Alex Jones retracts false stories about Chobani in defamation settlement

Yoghurt giant said that conspiracy theorist posted fabricated stories that linked Chobani owner and company to a sexual assault case involving refugee children

Alex Jones retracted previous stories and tweets about Chobani and said he regretted them.
Alex Jones retracted previous stories and tweets about Chobani and said he regretted them. Photograph: Drew Nash/AP

Rightwing radio host and conspiracy theorist Alex Jones said Wednesday that he had retracted previous stories and tweets about Chobani and regretted them, settling a defamation lawsuit brought by the yoghurt giant.

The brief statement read by Jones at the end of his radio show was a reversal from previous claims that he would never back down in the defamation case.

Chobani had argued in its lawsuit that Jones and his InfoWars website posted fabricated stories in April that linked Chobani owner Hamdi Ulukaya and the company to a sexual assault case involving refugee children. The company filed the lawsuit in Idaho district court in Twin Falls, where it operates the largest yoghurt plant in the world.

Jones said during his broadcast: “During the week of 10 April 2017, certain statements were made on the InfoWars Twitter feed and YouTube channel regarding Chobani that I now understand to be wrong.

“The tweets and video have now been retracted, and will not be reposted. On behalf of InfoWars, I regret that we mischaracterized Chobani, its employees and the people of Twin Falls, Idaho, the way we did.”

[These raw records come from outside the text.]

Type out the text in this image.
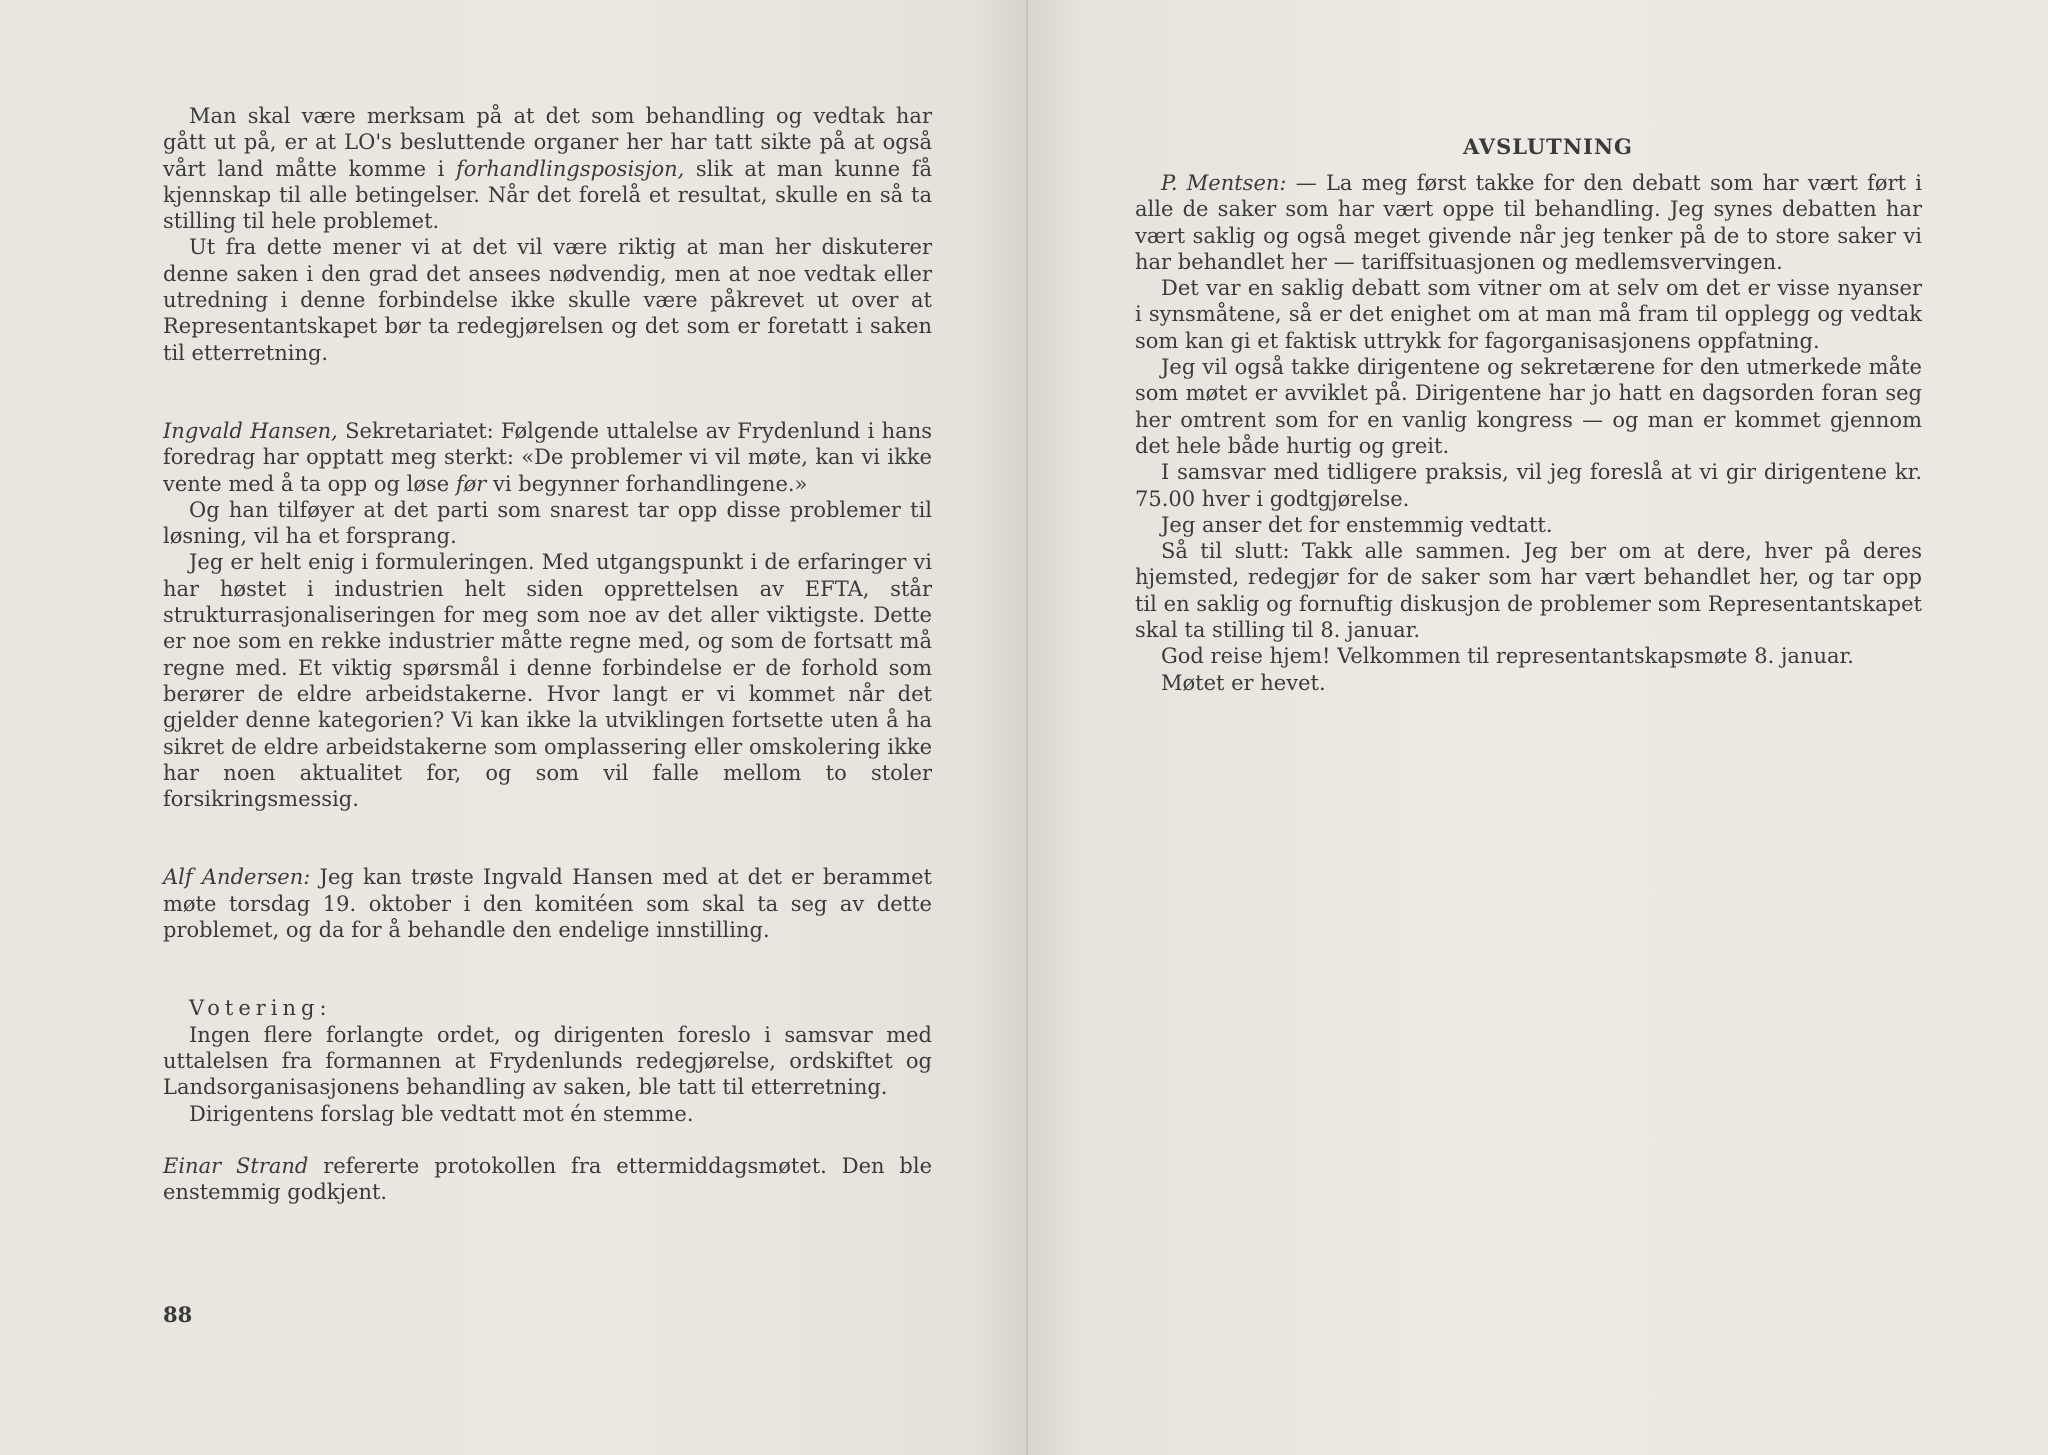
Man skal være merksam på at det som behandling og vedtak har gått ut på, er at LO's besluttende organer her har tatt sikte på at også vårt land måtte komme i forhandlingsposisjon, slik at man kunne få kjennskap til alle betingelser. Når det forelå et resultat, skulle en så ta stilling til hele problemet.

Ut fra dette mener vi at det vil være riktig at man her diskuterer denne saken i den grad det ansees nødvendig, men at noe vedtak eller utredning i denne forbindelse ikke skulle være påkrevet ut over at Representantskapet bør ta redegjørelsen og det som er foretatt i saken til etterretning.

Ingvald Hansen, Sekretariatet: Følgende uttalelse av Frydenlund i hans foredrag har opptatt meg sterkt: «De problemer vi vil møte, kan vi ikke vente med å ta opp og løse før vi begynner forhandlingene.»

Og han tilføyer at det parti som snarest tar opp disse problemer til løsning, vil ha et forsprang.

Jeg er helt enig i formuleringen. Med utgangspunkt i de erfaringer vi har høstet i industrien helt siden opprettelsen av EFTA, står strukturrasjonaliseringen for meg som noe av det aller viktigste. Dette er noe som en rekke industrier måtte regne med, og som de fortsatt må regne med. Et viktig spørsmål i denne forbindelse er de forhold som berører de eldre arbeidstakerne. Hvor langt er vi kommet når det gjelder denne kategorien? Vi kan ikke la utviklingen fortsette uten å ha sikret de eldre arbeidstakerne som omplassering eller omskolering ikke har noen aktualitet for, og som vil falle mellom to stoler forsikringsmessig.

Alf Andersen: Jeg kan trøste Ingvald Hansen med at det er berammet møte torsdag 19. oktober i den komitéen som skal ta seg av dette problemet, og da for å behandle den endelige innstilling.

Votering:

Ingen flere forlangte ordet, og dirigenten foreslo i samsvar med uttalelsen fra formannen at Frydenlunds redegjørelse, ordskiftet og Landsorganisasjonens behandling av saken, ble tatt til etterretning.

Dirigentens forslag ble vedtatt mot én stemme.

Einar Strand refererte protokollen fra ettermiddagsmøtet. Den ble enstemmig godkjent.

88
AVSLUTNING

P. Mentsen: — La meg først takke for den debatt som har vært ført i alle de saker som har vært oppe til behandling. Jeg synes debatten har vært saklig og også meget givende når jeg tenker på de to store saker vi har behandlet her — tariffsituasjonen og medlemsvervingen.

Det var en saklig debatt som vitner om at selv om det er visse nyanser i synsmåtene, så er det enighet om at man må fram til opplegg og vedtak som kan gi et faktisk uttrykk for fagorganisasjonens oppfatning.

Jeg vil også takke dirigentene og sekretærene for den utmerkede måte som møtet er avviklet på. Dirigentene har jo hatt en dagsorden foran seg her omtrent som for en vanlig kongress — og man er kommet gjennom det hele både hurtig og greit.

I samsvar med tidligere praksis, vil jeg foreslå at vi gir dirigentene kr. 75.00 hver i godtgjørelse.

Jeg anser det for enstemmig vedtatt.

Så til slutt: Takk alle sammen. Jeg ber om at dere, hver på deres hjemsted, redegjør for de saker som har vært behandlet her, og tar opp til en saklig og fornuftig diskusjon de problemer som Representantskapet skal ta stilling til 8. januar.

God reise hjem! Velkommen til representantskapsmøte 8. januar.

Møtet er hevet.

This is not Jones’s first apology over a false story. In March, Jones also apologized for promoting the “pizzagate” conspiracy rumors that led to a gunman firing an AR-15 rifle in a Washington DC pizza restaurant as he “self-investigated” a bogus theory that the Comet Ping Pong restaurant was at the center of a child sex-abuse plot and Democratic leaders.

In a nearly six-minute video, he read a statement in which he apologized to James Alefantis, the owner of Comet Ping Pong, and tried to minimize his role in spreading the rumors.

“I made comments about Mr Alefantis that in hindsight I regret, and for which I apologize to him,” Jones said. “We relied on third-party accounts of alleged activities and conduct at the restaurant. We also relied on accounts of reporters who are no longer with us.”

Jones, whose InfoWars site is known as America’s foremost conservative conspiracy theory outlet, has previously dismissed the Sandy Hook massacre, in which 20 elementary school students and six school staff were murdered, as “completely fake”, and has branded 9/11 an “inside job”.

During the recent US presidential race, Donald Trump took the unprecedented step of appearing for an interview on Jones’s site. Trump was interviewed for about 30 minutes by Jones in December 2015, and later called Jones a “nice guy”.